I have been keeping this shabby little corner of the intrawebthing-a-me running for nearly four years now & on my own bandwidth continually rambled like some incontinent old Major about the decline of dear Blighty, the emasculation of Her Majesty’s subjects & the seemingly irrevocable slide of society into a morass of mejaar mandated mediocrity. Indeed, to continue the military metaphor to at least the end of this paragraph, it was George MacDonald Fraser’s brilliant character, Brigadier General Sir Harry Paget Flashman VC, KCB KCIE, who once lamented that the days had long passed when if anyone dared lay a finger on a stout bulldog, the (British) lion roared once, then pounced. From political correctness & the all pervasive nanny state, through multiculturalism to Euro-emasculation, once Great Britain now staggers on like a mortally wounded old bull elephant.

The British are a bastard race & therein was their strength. Since Erik the Semi-literate first stated recording our history on sun dried pigs bladder parchment, it has been the our ability to assimilate other peoples & customs, either through conquest or through trade, which has given this country its greatness. How else would a rather small wet & unpromising island in the North Atlantic amass an empire that covered a quarter of the world’s landmass, some ten million square miles & comprised at its peak, some 400 million people? As a grand old dame once recounted to me over tea one afternoon,

We civilised a fair proportion of this earth; the remainder has yet to be civilised.

My how we laughed as we helped over selves to more lemon drizzle cake before setting off to subjugate further native lands through lethal combination of Martini Henry rifles carried at the high port, the King James Bible & well whitened pith helmets.

Great Britain has been & still is a conservative nation (please note the small ‘c’). Even the educationally sub-normal want nothing to do with Spliffy Cameron & that particular brand of Conservatism that is currently being so shamelessly peddled by Zak Goldsmith. Traditionally the British path is one a tolerance unless of course, if you put the milk in before the tea, then all hell breaks loose & there are demands in the House for gunboats to be dispatched – least there would be if we had any gunboats left … sorry Admiral, we spent your entire budget for the year on the new reception centers for Somali refugees.

To understand these Islands, you have to understand cricket for only we could come up with a game that lasts 5 days; also a sport in which it is perfectly legitimate to attempt to give a batsman irreversible brain damage by bowling short of a length, but the bowlers arm must remain straight, old boy. The bulldog understands rules & moderation, as the same vein he understands the generation of violence. Read Sir Henry Newbolt’s classic poem Vita Lampada –learn & inwardly digest.
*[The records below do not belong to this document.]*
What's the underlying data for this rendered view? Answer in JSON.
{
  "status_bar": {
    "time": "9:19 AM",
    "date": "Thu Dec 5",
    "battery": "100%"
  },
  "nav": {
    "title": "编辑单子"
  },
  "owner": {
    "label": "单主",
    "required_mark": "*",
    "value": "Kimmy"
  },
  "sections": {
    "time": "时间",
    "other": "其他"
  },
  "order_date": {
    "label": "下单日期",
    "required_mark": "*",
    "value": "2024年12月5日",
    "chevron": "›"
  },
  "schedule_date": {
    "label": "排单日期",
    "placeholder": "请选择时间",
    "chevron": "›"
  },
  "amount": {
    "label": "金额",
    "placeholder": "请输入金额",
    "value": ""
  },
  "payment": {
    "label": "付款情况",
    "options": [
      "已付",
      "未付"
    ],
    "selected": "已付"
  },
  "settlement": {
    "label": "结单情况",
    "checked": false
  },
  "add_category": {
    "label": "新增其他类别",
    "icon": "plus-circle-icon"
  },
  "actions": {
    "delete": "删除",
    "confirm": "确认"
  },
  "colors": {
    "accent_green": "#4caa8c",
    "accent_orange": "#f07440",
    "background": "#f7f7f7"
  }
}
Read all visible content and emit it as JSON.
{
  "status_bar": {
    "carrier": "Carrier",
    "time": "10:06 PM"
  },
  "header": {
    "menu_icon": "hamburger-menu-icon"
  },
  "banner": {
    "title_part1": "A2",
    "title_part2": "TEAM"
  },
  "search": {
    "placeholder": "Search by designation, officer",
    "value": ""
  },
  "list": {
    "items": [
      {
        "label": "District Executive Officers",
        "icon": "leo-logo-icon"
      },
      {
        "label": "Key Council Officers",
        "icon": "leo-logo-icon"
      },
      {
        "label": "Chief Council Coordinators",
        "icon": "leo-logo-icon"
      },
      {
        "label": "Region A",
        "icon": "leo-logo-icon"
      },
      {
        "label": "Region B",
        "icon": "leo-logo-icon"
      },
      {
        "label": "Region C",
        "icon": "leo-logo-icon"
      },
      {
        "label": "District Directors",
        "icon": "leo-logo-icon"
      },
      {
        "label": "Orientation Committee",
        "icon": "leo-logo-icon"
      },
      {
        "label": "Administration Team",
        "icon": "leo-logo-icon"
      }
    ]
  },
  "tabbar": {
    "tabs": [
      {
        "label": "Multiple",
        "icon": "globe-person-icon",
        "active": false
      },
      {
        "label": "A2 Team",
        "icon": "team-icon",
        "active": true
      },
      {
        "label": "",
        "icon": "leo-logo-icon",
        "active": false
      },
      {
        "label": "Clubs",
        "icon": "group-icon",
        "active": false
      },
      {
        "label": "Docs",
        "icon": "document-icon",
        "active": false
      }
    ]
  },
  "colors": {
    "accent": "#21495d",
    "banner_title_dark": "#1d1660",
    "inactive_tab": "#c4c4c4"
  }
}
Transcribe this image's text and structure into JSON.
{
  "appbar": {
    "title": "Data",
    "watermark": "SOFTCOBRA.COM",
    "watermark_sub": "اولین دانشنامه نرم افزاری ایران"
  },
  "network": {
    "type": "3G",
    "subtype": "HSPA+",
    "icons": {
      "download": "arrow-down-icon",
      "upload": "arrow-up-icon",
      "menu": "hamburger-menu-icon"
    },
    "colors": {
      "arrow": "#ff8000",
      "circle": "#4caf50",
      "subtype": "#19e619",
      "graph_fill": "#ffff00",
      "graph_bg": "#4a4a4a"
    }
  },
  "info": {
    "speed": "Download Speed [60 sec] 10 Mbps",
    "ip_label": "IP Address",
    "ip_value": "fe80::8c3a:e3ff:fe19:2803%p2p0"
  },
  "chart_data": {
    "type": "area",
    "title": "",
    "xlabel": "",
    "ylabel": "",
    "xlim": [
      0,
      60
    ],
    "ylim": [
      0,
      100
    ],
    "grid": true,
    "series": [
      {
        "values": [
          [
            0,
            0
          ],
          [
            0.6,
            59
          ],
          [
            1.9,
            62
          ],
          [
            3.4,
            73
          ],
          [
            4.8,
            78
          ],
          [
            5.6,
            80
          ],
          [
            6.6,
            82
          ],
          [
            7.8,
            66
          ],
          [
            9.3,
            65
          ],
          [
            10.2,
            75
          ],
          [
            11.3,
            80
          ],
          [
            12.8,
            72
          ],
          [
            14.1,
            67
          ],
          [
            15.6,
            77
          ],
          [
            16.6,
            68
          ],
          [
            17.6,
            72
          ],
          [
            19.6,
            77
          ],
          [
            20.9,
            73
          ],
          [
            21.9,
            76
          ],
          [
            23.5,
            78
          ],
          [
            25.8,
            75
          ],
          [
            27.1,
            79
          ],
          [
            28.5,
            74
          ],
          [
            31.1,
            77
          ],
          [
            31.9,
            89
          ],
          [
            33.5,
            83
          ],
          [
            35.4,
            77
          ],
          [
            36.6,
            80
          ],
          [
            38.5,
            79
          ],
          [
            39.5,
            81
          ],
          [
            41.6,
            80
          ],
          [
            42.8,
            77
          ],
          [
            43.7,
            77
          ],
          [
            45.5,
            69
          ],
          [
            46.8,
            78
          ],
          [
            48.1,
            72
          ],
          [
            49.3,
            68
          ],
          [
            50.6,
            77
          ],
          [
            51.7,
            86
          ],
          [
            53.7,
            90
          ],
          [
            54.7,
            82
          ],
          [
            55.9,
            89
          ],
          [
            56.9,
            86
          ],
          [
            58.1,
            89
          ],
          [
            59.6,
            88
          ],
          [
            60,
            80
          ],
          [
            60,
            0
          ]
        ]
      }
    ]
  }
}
Another Sir Henry, Vivien Stansell’s character, Sir Henry Rawlinson when ordering breakfast demands meat burnt like St. Joan, served with Calvin’s horseradish & mustards to pierce the tongue like Cardigan’s lances. These days, the British Medical Association strongly advises that the day be started with a wholesome & nutritious combination on yoghurt & calcium enriched cereal served with a weak cup of herbal tea - hardly a warrior’s breakfast on which to face the Dervishes or suppress the odd sepoy uprising. Frankly a bowl of muesli doesn’t even set you up for a hard days trading on the FX markets. Even contemplate lighting a cigarette and the health Nazis will have you incarcerated quicker than you can say restriction of personal freedom.

Because of this once merry Albion’s understanding of moderation & liberalism (note the small ‘l’) the UK has never required a formal & written constitution. Under the Magna Carter granted by King John in 1215 & signed on Runneymede Green, liberties are guaranteed. The original document was tweaked a few times (typos, grammatical errors & the like) but V3.0 was in its final form by 1225. Like all well drafted documents, it hasn’t required revision. Two other key documents in the evolution of Great Britain - The Petition of Right (1628) & the Habeas Corpus Act (1679) looked directly back to the 39th clause of the original charter of 1215. This clause states that

no free man shall be . . . imprisoned or disseised [dispossessed] . . . except by the lawful judgment of his peers or by the law of the land.
As we enter the 21st century, trail by jury has been curtailed. A subject can be extradited to European countries without full judicial review or appeal. Indeed, in certain circumstances a British citizen can be imprisoned without trial. Notwithstanding these draconian powers, rather than concentrating on the incarceration of criminals, the constabulary & judiciary spend their time & the taxpayers’ money on the persecution of motorists, all in the interests of further revenue generation.

Get into a car & you immediately metamorphose into an object of hatred. It is now a £100 fine under the new Traffic Management Bill for parking more than 19 1/2" from the curb; this country now has 4,000 speed cameras (a.k.a. piggy banks). Not bad for a landmass about the size of the average Canadian ranch.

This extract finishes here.